Well I learn something new every day. Hadn't realised SATA optic drives had been released but it seems there are a few on the market. Since SATA operates on ATA150 and IDE on no more than ATA100 there is a theoretical difference in performance between the two types of drive. In practical terms I doubt there would be a "Visible" detectable difference when it comes to recording. It is probably easier to instal a SATA drive than IDE as there are no jumpers to worry about and the SATA cable is certainly tidier than the old grey ribon.
Give a man a fish and you feed him for a day.
Teach him to fish and his wife will never forgive you.

There is no difference in performance. No optical drive can come close to maxing the bandwidth in an ATA100 connection.
Michael J

I noticed the plextor SATA 16X DVD-RW Dual layer is 120 bucks vs the same one that is IDE that is only 85 bucks. So you have to shell out 35 more dollars for an SATA that you will not be able to tell hardly any diff???? Doesn't make much sense.
I have also seen an Aopen SATA CD-Rom/DVD-Rom combo drive that ran for 55 dollars.
I just don't see the point in spending an extra 35 or 40 bucks to not notice any real preformancs differances.
The only reason I could see having an SATA DVD-Rom as of now is if you have an IDE Hard Drive and you only have one ATA connector and you don't want both devices to be on the same IDE cable.

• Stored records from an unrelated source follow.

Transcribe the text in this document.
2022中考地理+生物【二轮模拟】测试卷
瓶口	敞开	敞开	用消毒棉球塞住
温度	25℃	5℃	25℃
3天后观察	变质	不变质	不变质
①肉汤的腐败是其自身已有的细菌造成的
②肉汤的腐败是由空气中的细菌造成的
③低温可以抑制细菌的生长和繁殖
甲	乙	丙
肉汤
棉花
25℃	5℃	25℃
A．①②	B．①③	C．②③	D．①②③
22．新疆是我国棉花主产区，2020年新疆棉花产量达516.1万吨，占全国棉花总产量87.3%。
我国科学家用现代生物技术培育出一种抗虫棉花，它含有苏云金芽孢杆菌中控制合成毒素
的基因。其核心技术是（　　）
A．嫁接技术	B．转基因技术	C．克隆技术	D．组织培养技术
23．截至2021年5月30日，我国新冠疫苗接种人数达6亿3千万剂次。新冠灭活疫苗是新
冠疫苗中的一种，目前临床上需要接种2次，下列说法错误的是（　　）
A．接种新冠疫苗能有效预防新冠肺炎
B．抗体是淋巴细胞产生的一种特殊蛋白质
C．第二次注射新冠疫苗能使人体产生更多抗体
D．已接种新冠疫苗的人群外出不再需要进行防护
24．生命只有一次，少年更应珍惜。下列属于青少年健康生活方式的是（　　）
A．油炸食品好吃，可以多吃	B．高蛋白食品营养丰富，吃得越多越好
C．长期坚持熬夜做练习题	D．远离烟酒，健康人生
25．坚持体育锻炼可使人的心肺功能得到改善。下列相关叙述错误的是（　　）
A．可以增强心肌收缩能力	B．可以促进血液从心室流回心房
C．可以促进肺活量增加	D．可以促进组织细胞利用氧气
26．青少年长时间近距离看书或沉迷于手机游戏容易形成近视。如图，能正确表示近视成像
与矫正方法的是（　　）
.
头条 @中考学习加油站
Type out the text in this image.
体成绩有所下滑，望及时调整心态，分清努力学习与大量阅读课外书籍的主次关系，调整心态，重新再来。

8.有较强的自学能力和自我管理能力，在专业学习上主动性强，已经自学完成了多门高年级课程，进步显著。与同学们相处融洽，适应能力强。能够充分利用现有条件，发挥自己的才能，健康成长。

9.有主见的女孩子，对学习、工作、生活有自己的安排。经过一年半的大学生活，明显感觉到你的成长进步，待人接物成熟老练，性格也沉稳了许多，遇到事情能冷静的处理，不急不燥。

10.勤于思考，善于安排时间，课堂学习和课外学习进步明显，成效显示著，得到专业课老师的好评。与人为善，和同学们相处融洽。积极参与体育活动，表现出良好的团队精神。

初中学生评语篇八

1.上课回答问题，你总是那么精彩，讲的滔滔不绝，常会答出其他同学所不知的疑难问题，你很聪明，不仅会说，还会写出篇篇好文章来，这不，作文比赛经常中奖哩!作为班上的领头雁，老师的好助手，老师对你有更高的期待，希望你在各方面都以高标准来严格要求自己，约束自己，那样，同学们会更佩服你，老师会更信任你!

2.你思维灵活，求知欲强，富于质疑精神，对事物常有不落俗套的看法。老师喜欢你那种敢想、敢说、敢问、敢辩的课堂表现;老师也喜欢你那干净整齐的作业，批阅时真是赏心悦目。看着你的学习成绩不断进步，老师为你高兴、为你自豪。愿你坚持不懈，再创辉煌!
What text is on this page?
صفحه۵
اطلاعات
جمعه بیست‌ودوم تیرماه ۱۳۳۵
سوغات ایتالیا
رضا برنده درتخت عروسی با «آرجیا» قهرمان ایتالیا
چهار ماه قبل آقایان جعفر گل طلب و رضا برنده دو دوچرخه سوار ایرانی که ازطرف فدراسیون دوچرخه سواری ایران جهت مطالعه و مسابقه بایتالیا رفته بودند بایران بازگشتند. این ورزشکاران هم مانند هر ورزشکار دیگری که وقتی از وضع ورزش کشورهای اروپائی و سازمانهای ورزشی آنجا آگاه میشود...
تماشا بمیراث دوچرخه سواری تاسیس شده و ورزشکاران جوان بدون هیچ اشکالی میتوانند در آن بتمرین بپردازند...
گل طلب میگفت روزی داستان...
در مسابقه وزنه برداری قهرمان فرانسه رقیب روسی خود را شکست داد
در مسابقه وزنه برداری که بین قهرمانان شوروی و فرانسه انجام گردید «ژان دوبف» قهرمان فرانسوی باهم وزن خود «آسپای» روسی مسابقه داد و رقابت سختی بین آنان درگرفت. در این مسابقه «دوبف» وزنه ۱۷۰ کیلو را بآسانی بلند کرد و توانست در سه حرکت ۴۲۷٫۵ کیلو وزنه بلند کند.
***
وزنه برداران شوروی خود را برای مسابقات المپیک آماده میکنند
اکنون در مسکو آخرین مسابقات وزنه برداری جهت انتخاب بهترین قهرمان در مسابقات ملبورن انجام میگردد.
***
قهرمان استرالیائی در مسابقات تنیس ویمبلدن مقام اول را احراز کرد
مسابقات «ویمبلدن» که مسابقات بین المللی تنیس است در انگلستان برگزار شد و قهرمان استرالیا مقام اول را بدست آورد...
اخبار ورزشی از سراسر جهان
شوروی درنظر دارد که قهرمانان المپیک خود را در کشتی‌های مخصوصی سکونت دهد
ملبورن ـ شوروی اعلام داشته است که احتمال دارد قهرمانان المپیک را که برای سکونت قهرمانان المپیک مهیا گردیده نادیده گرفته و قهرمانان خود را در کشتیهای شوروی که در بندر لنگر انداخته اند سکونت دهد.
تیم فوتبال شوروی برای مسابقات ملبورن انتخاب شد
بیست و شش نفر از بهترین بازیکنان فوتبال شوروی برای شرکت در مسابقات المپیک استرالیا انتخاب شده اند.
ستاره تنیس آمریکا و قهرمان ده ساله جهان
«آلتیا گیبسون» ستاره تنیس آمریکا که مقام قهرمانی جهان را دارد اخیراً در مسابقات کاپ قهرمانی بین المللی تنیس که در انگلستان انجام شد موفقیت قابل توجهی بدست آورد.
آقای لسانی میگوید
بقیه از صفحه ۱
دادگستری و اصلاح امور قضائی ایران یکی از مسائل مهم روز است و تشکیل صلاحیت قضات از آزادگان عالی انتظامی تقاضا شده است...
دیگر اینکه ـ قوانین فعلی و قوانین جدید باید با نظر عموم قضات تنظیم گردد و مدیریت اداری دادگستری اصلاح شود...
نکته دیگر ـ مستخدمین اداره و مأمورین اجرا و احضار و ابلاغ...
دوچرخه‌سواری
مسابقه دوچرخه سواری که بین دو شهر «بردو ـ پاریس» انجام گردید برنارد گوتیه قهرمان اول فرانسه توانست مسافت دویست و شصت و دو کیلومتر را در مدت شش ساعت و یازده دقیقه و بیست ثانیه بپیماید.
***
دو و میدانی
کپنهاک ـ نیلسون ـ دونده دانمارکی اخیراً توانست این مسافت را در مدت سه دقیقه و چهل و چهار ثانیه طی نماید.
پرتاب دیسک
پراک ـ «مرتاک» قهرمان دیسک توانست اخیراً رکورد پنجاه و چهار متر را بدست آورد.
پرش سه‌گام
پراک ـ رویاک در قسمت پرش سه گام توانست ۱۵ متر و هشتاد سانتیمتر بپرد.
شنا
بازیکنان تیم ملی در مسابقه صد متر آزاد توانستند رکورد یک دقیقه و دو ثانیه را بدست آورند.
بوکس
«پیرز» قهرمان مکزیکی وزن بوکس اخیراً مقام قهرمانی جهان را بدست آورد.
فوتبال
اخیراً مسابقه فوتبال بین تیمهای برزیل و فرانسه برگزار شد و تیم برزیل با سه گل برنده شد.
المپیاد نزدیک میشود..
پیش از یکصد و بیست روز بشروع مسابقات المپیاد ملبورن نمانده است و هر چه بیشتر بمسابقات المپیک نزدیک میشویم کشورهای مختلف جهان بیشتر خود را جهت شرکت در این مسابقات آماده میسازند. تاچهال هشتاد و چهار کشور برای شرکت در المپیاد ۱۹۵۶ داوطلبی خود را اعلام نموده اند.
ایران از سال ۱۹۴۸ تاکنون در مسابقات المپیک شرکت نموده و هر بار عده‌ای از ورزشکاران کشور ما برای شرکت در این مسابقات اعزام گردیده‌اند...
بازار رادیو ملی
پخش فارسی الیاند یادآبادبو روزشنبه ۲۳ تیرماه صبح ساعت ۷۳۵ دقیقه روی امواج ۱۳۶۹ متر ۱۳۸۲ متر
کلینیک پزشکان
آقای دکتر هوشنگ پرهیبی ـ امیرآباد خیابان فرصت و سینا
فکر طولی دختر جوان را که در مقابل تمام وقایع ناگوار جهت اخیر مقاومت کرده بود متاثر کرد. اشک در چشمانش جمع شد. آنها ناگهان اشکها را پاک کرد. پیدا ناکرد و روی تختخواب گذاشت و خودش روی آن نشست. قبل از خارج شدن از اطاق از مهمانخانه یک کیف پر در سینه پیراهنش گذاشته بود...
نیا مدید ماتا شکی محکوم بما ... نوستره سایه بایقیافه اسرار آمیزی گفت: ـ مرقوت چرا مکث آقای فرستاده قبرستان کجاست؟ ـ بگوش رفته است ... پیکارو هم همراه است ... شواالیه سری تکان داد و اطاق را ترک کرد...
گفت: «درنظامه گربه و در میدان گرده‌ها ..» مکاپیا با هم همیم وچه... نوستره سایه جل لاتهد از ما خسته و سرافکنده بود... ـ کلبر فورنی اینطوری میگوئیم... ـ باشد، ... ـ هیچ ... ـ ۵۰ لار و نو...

oops, a couple of bad clicks and see what happens......
i have no comments to make on this topic.
thank you.:looks embarrased then walks away:
The first step to wisdom is being able to admit when you don't know.

I didn't realize that SATA optical drives were on the market yet either.
Correct me if I'm wrong, but don't IDE optical drives only run at ATA33?
Asus A7N8X-X
1800+ @ 8 x 210MHz
512MB PC3200
Asus Ti4800SE 128MB
WinME/WinXP Pro

I think the issue here is how much data can be read/written by the lasers in these drives. I think that IF the ATA33 transfer rate had become a bottleneck the drive controllers would have simply been redisigned to run at 66 or higher. SATA drives are simply a marketing ploy IMO. I'm not up to speed on how the optical drive is seen by the BIOS, which seems to be the reason we haven't seen these drives before.

Michael J is right. There isn't any diff. in performance.
To get the data transfer bandwidth you should multiply the 'x' factor by 1385 KB/s, so a 16x unit bandwidth is: 16x 1385 = 22160 KB/s or 21.64 MB/s, they cannot saturate the ATA33 bus even if this speed was achievable, but this is only true in the most inner part of the disk, the average speed is even low, so ATA33 interface is fine.Hope this helps.